Kids Are All Right

The financial services world can breathe easy once again: the children are going to be OK.

Just a month after the Office of Thrift Supervision made headlines by saying its impending demise could lead to the shutdown of the Small Savers Child Development Center, a day care provider that operates rent-free in its building, the Office of the Comptroller of the Currency has said it will keep the center open.

Reading between the lines, it appeared the OCC didn't know about the issue until the OTS told the school it might have to shut down, sending parents into a panic and sparking immediate lobbying on the issue.

In a letter sent Sept. 17 to Small Savers, John Walsh, the acting comptroller, wrote that "we are very early in the transition process and this is an issue that has only recently come to our attention."

Still, the OCC said it would help the center.

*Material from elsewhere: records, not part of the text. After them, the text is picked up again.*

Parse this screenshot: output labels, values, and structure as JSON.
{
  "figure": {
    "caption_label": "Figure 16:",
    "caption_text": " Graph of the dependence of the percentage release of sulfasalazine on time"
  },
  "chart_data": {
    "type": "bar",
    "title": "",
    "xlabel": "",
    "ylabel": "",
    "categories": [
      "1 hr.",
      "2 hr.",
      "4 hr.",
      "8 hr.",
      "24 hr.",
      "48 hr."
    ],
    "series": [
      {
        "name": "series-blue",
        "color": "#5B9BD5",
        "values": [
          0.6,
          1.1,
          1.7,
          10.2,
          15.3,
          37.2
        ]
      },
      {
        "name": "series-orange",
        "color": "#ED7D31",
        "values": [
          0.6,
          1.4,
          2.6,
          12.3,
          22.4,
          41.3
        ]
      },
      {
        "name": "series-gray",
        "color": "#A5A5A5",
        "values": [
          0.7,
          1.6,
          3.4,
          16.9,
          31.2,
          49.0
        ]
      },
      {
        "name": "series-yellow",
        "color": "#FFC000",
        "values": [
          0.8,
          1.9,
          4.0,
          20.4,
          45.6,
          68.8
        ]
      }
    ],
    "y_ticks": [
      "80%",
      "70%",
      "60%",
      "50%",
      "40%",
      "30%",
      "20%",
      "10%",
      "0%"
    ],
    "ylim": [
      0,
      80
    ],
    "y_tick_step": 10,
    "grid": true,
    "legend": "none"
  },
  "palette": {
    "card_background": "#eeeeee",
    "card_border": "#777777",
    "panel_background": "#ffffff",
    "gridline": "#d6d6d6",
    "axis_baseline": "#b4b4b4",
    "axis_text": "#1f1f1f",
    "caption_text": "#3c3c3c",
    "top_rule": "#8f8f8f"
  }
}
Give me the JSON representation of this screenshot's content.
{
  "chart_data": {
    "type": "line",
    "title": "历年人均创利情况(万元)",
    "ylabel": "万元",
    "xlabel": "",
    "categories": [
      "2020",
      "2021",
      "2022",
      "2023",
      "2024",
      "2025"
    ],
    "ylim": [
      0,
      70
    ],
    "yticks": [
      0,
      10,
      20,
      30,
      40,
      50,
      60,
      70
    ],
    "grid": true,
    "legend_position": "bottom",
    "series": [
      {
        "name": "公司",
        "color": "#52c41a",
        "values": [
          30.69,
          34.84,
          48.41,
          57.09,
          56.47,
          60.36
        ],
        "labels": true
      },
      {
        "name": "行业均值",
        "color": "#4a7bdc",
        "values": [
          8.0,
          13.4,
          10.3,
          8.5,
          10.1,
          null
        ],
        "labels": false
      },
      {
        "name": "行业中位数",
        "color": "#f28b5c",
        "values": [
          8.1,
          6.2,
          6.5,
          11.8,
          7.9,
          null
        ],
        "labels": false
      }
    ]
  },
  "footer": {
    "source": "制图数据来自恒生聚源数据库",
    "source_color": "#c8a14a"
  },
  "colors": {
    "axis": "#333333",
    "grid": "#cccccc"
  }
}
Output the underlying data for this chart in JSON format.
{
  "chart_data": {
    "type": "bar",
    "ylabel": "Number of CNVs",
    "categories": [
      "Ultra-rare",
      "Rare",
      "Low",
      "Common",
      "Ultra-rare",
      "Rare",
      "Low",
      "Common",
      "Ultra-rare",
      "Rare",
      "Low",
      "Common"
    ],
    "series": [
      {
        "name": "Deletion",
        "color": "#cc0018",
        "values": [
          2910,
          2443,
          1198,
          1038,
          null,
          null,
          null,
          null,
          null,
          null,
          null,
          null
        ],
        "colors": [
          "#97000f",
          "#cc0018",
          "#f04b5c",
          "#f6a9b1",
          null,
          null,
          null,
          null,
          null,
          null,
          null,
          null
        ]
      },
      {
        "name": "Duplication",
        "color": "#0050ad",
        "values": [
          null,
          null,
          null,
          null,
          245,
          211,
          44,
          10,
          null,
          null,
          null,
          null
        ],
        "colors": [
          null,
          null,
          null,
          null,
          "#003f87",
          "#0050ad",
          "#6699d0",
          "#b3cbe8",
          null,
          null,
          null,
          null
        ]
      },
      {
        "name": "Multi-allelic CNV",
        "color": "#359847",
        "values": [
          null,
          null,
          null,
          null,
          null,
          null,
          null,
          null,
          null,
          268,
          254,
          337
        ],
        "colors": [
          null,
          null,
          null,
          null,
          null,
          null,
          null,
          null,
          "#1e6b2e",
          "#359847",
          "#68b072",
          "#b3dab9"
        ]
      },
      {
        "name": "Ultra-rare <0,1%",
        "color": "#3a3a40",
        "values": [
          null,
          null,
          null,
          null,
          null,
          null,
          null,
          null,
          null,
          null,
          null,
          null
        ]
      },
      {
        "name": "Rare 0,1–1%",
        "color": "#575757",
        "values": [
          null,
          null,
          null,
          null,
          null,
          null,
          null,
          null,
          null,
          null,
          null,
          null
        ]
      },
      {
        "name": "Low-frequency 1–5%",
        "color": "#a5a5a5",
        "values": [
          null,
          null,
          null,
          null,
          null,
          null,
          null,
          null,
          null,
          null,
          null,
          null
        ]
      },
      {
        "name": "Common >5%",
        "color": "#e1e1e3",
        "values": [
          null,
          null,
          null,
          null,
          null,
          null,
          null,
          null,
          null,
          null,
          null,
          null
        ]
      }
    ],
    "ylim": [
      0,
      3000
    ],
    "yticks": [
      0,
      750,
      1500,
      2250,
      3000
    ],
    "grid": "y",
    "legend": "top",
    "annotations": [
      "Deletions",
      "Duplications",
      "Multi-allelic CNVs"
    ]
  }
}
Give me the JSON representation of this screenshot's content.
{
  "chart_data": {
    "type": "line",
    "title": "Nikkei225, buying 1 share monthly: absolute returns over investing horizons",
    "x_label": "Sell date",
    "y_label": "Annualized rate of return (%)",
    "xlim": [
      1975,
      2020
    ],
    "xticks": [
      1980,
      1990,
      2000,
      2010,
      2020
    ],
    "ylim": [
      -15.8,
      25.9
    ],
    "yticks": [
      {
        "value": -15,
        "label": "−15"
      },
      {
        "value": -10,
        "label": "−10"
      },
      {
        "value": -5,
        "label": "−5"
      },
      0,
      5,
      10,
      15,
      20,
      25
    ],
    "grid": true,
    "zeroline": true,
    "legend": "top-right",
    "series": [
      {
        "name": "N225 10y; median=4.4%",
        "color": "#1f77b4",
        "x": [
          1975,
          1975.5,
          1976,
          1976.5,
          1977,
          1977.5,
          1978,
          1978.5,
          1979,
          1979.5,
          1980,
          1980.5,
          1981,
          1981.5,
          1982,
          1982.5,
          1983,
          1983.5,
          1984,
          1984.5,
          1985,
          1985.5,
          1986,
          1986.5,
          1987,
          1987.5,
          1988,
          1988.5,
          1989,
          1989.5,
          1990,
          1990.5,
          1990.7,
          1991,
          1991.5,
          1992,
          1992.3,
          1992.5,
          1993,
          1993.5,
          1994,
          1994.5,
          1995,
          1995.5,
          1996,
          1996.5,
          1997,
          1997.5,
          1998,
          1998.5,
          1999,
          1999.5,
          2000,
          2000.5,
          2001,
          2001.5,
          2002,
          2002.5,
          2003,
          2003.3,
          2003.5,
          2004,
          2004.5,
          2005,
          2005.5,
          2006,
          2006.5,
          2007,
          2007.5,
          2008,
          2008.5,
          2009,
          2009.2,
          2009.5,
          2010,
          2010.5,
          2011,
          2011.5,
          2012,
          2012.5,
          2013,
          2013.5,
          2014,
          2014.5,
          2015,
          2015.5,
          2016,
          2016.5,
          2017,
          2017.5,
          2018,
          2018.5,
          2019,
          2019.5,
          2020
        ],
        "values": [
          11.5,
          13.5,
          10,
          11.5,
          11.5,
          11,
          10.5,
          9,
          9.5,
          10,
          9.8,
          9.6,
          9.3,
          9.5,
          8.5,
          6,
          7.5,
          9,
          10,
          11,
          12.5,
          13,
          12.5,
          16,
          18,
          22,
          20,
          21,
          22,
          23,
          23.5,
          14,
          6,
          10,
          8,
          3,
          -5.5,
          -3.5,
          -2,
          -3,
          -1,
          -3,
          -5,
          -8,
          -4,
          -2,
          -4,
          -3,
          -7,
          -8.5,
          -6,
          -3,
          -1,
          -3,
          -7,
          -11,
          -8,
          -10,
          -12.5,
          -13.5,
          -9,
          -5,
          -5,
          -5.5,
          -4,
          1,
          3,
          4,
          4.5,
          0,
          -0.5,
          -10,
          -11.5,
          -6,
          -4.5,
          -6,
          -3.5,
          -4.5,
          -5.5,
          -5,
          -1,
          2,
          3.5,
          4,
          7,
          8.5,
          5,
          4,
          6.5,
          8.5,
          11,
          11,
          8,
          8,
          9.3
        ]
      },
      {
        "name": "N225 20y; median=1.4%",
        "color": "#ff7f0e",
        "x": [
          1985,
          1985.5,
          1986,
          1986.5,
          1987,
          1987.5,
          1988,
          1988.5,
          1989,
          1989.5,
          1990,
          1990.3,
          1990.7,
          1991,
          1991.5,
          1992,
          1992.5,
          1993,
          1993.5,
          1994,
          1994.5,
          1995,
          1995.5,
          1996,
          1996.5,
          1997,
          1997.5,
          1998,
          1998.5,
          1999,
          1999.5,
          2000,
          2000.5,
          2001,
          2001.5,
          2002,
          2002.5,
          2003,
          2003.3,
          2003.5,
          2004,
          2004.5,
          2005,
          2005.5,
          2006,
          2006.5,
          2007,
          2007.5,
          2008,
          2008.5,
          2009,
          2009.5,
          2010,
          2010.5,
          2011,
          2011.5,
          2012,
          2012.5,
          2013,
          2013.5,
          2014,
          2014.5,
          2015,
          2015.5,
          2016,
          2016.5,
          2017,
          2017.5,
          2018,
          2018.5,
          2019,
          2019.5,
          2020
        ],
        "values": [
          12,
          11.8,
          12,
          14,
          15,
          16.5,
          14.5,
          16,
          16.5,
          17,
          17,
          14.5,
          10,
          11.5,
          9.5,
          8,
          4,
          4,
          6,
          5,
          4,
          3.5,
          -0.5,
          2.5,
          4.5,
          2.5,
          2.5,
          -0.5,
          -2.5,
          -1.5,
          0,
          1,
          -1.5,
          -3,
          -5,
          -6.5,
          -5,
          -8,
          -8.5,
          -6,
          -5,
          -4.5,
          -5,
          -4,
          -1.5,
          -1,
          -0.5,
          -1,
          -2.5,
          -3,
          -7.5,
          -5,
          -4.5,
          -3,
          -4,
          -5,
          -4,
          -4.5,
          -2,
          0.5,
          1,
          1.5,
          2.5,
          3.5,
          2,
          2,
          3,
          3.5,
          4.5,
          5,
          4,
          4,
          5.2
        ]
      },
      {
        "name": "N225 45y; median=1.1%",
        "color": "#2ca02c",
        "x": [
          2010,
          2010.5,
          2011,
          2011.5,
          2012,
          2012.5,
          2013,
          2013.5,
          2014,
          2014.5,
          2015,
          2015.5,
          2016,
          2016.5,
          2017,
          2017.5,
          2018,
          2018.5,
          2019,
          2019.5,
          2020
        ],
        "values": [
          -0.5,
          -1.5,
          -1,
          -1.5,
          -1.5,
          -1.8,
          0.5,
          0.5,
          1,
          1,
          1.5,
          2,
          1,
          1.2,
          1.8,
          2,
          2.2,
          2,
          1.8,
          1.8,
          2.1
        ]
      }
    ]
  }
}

"As we consider the future use of the OTS building, we will be very mindful of the benefits of continued operation of the center," Walsh wrote. "To ensure continuity, we are prepared to enter into an agreement with the Small Savers Center to provide continued access to space for the child care facility after the transfer date."

That Smarts

At a House Financial Services Committee hearing last week, Rep. Bill Posey posed a question about the state of the economy and touched off an exchange about a different question: who is the smartest person alive?

The Florida Republican started by asking Treasury Secretary Tim Geithner whether he believed, like some outside academics, that the recession actually ended already. When Geithner replied that it didn't matter since the economy was still struggling, Posey insisted he answer the question yes or no, declaring that Geithner was the smartest person in the world on such matters. Geithner quickly demurred, saying, "Not a chance," as Chairman Barney Frank got into the act. The Massachusetts Democrat said Posey was trying to trap Geithner, though Posey insisted he was sincere.

"Does the gentleman sincerely believe that the secretary of the Treasury is the smartest man in the world?" Frank asked.

Posey responded, "On this subject, I sure hope he is."

Posey later tried to amend his remark, and named Frank the smartest guy in the world.

Geithner is "the second-smartest man in the world," Posey said to Frank. "You've got to be the smartest."

Frank was not amused.

"No, I would say I might have been, but not after engaging in this conversation," Frank said. "No one would think I was very bright."

'Triple' Play

Frank wasn't the only panel member razzing Republicans last week. Rep. Spencer Bachus, the top GOP lawmaker on the House Financial Services Committee, took a swipe at Delaware Republican Senate candidate Christine O'Donnell.

O'Donnell, a Tea Party candidate who won the Republican primary, caused a stir after she canceled multiple appearances on Sunday morning news shows by claiming she was "triple-booked." She made the claim after it was revealed she had dabbled in witchcraft and — we're just guessing here — probably didn't want to answer questions about it.

Appearing before the National Association of Federal Credit Unions conference, Bachus claimed that he, too, had a packed schedule.

"I was — have you ever heard of the term triple-booked? It's kind of famous this week," Bachus said. "But I was triple-booked this morning. I was supposed to go bike riding with Barney Frank and also I was supposed to go on a picnic with Christine O'Donnell. I chose to be here with y'all."

New Face at CSBS

John Prendergast has joined the Conference of State Bank Supervisors as vice president of nondepository supervision.

Before joining CSBS, Prendergast was chief risk officer for the Massachusetts Division of Banks. He was at the division for 24 years and started as a bank examiner.

At the CSBS, Prendergast will coordinate state supervision of nondepository financial services provides, including mortgage lenders and money-services businesses.

He will work with the Multi-State Mortgage Committee to coordinate examination of these mortgage providers.

Under the Dodd-Frank Act, nondepository financial institutions will get further supervision through risk-based exams from the Consumer Financial Protection Bureau.